What is Nuclear Fusion?
- Nuclear fusion is the process by which two light atomic nuclei combine to form a single heavier one while releasing massive amounts of energy.
- Fusion reactions take place in a state of matter called plasma — a hot, charged gas made of positive ions and free-moving electrons with unique properties distinct from solids, liquids, or gases.
- The sun, along with all other stars, is powered by this reaction.
- Process: The Deuterium (H-2) and Tritium (H-3) atoms are combined to form Helium (He-4). A free and fast neutron is also released as a result.

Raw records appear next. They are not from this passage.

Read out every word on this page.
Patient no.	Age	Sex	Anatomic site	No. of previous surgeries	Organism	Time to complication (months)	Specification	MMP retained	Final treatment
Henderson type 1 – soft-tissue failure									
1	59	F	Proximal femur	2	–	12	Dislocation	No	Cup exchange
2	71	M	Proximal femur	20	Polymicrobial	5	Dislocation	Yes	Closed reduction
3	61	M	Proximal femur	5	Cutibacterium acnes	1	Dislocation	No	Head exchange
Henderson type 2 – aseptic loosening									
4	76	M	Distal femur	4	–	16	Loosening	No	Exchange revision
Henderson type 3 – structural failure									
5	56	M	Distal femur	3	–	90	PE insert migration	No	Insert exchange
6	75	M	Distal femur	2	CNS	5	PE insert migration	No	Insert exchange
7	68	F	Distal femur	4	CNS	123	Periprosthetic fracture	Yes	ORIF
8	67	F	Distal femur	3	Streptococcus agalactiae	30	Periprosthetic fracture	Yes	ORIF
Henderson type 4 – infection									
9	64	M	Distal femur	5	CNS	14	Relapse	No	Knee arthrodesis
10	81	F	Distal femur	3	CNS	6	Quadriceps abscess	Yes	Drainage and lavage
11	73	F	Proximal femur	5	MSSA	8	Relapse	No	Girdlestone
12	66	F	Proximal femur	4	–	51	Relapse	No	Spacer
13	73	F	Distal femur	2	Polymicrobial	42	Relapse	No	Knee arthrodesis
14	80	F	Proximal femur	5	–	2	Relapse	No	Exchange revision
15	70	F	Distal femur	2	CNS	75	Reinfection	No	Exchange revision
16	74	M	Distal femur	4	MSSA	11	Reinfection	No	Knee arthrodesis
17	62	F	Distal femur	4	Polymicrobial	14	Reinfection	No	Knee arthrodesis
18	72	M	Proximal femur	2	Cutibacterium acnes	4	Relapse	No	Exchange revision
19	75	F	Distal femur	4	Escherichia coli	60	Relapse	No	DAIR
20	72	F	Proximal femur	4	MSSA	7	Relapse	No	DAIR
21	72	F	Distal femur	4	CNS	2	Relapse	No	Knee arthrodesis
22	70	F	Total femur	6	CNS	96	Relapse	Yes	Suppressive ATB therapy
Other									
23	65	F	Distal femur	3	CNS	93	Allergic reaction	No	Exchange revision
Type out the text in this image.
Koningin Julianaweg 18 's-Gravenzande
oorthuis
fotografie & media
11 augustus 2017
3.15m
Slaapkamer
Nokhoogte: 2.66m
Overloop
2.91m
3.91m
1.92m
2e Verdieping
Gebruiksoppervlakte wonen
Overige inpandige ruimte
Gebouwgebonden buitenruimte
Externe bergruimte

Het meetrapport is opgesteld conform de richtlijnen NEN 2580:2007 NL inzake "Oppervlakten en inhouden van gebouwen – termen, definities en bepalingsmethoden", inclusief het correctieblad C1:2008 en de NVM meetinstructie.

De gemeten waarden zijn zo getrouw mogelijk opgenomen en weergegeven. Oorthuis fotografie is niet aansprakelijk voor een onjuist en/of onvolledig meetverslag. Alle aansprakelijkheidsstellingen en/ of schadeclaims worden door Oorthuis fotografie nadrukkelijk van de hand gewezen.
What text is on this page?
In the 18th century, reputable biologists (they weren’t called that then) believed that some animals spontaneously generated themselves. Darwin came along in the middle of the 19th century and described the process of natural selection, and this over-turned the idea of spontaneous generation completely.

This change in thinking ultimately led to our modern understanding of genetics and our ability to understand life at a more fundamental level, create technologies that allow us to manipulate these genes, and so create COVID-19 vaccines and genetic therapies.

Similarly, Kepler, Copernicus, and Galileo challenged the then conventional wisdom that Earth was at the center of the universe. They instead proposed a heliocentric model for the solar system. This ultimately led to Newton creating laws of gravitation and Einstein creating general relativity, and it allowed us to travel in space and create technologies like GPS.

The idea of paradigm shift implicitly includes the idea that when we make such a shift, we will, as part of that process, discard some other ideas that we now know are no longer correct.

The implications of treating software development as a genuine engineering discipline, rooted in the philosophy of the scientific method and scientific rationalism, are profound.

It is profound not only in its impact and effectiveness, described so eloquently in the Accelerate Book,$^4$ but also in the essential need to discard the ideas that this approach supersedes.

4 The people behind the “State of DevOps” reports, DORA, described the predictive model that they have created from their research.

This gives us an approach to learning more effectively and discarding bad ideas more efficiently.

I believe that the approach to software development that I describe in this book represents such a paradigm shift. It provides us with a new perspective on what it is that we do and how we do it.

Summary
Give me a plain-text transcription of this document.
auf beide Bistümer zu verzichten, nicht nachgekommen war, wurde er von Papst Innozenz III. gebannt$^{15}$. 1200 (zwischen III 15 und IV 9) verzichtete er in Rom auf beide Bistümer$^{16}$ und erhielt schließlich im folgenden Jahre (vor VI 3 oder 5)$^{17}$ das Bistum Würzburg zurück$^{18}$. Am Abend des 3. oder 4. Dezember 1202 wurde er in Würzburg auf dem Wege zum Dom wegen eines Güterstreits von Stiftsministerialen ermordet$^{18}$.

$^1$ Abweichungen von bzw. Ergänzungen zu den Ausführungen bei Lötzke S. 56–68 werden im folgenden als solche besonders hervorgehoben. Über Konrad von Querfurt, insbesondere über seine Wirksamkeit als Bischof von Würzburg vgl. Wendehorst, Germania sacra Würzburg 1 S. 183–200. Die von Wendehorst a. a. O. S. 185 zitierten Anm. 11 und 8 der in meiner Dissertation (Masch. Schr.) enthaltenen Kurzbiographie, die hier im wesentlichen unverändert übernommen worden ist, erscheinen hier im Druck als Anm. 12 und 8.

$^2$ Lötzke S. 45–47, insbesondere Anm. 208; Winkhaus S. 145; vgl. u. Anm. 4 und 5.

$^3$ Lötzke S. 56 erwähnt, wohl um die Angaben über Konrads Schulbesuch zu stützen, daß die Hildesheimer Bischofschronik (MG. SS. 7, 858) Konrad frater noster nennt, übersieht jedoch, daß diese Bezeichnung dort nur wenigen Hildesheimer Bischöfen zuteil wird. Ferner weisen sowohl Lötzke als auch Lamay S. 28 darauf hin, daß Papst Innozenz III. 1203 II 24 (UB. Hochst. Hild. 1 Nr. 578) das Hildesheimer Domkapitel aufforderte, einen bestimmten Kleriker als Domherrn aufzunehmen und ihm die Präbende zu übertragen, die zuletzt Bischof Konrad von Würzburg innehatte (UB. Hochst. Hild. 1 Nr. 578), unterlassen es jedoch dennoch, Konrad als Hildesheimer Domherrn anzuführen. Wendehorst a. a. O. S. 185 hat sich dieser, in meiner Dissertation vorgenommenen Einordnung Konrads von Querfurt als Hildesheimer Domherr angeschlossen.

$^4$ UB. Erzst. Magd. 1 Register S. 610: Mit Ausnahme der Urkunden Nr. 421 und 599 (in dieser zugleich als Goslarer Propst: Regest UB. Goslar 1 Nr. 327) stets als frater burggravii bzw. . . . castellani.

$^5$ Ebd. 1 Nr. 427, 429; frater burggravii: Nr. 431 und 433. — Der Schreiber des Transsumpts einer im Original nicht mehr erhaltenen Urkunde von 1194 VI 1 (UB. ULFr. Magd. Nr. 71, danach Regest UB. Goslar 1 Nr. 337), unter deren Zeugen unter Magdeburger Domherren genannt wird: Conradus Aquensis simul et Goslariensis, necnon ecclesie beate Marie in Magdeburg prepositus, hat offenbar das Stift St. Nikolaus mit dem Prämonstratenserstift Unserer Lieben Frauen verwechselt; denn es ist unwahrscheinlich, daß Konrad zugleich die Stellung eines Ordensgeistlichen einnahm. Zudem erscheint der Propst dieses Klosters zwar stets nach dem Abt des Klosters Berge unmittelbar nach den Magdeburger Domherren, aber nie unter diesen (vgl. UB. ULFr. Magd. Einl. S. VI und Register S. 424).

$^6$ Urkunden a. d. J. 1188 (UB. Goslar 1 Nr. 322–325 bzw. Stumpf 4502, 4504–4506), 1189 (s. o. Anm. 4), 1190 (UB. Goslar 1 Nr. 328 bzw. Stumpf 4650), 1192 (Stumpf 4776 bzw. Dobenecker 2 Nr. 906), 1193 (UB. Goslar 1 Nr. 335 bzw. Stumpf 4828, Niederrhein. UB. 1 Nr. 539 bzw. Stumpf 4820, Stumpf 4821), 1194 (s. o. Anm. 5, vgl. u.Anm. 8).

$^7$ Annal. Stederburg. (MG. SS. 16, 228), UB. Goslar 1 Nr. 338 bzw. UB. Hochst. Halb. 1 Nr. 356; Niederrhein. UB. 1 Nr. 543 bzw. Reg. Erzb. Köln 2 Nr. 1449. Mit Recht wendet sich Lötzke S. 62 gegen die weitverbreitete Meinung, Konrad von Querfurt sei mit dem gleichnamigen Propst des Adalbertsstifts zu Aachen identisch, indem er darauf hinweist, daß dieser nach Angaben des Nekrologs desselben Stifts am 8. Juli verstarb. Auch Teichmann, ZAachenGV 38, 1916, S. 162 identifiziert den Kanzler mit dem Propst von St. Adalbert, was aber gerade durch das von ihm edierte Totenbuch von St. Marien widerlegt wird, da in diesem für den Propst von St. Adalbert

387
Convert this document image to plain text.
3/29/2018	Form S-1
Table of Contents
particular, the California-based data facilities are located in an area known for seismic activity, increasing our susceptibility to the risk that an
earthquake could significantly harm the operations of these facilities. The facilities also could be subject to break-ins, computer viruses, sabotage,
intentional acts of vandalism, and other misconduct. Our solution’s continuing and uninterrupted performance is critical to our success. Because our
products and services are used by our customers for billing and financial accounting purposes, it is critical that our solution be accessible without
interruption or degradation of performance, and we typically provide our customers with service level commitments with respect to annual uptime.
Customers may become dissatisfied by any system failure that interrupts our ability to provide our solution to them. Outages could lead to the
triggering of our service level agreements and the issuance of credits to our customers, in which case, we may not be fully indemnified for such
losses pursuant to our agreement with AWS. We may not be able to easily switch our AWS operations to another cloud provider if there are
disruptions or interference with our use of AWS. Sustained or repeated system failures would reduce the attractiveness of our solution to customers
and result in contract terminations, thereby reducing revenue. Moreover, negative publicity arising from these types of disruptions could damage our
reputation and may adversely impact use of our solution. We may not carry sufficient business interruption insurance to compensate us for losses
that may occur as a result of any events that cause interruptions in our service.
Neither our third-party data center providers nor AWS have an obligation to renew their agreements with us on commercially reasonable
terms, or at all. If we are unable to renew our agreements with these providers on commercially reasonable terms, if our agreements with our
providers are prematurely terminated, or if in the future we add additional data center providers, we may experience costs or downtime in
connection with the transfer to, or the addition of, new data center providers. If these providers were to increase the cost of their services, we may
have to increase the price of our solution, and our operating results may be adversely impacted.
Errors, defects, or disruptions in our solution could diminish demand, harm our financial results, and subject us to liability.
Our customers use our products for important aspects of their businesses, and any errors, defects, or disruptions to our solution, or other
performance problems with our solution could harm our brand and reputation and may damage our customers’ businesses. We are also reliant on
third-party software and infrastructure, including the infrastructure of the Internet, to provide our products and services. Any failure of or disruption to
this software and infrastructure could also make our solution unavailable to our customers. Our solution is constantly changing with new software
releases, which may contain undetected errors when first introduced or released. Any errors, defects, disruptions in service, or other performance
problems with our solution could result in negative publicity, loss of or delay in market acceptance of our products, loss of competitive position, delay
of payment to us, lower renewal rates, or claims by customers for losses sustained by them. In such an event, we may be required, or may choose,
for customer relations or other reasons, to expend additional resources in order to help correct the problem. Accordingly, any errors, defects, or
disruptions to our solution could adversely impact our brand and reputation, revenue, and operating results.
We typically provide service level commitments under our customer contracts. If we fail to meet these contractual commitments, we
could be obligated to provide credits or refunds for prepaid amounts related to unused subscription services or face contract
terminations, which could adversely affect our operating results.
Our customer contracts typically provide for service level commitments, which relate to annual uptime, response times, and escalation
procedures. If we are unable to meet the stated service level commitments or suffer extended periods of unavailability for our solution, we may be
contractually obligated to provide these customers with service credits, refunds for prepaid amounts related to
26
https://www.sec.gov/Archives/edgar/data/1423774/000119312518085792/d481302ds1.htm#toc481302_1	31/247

- The neutron is powered by the kinetic energy converted from the ‘extra’ mass left over after the combination of lighter nuclei of deuterium and tritium occurs.
Significance of Fusion energy?
- Clean Energy: Nuclear fusion — just like fission — does not emit carbon dioxide or other greenhouse gases into the atmosphere, so it could be a long-term source of low-carbon electricity from the second half of this century onwards.
- More Efficient: Fusion could generate four times more energy per kilogram of fuel than fission (used in nuclear power plants) and nearly four million times more energy than burning oil or coal.
- Fusion fuel is plentiful and easily accessible: Deuterium can be extracted inexpensively from seawater, and tritium can potentially be produced from the reaction of fusion-generated neutrons with naturally abundant lithium.
- These fuel supplies would last for millions of years.
- Safer to Use: Future fusion reactors are also intrinsically safe and are not expected to produce high activity or long-lived nuclear waste.
- Furthermore, as the fusion process is difficult to start and maintain, there is no risk of a runaway reaction and meltdown.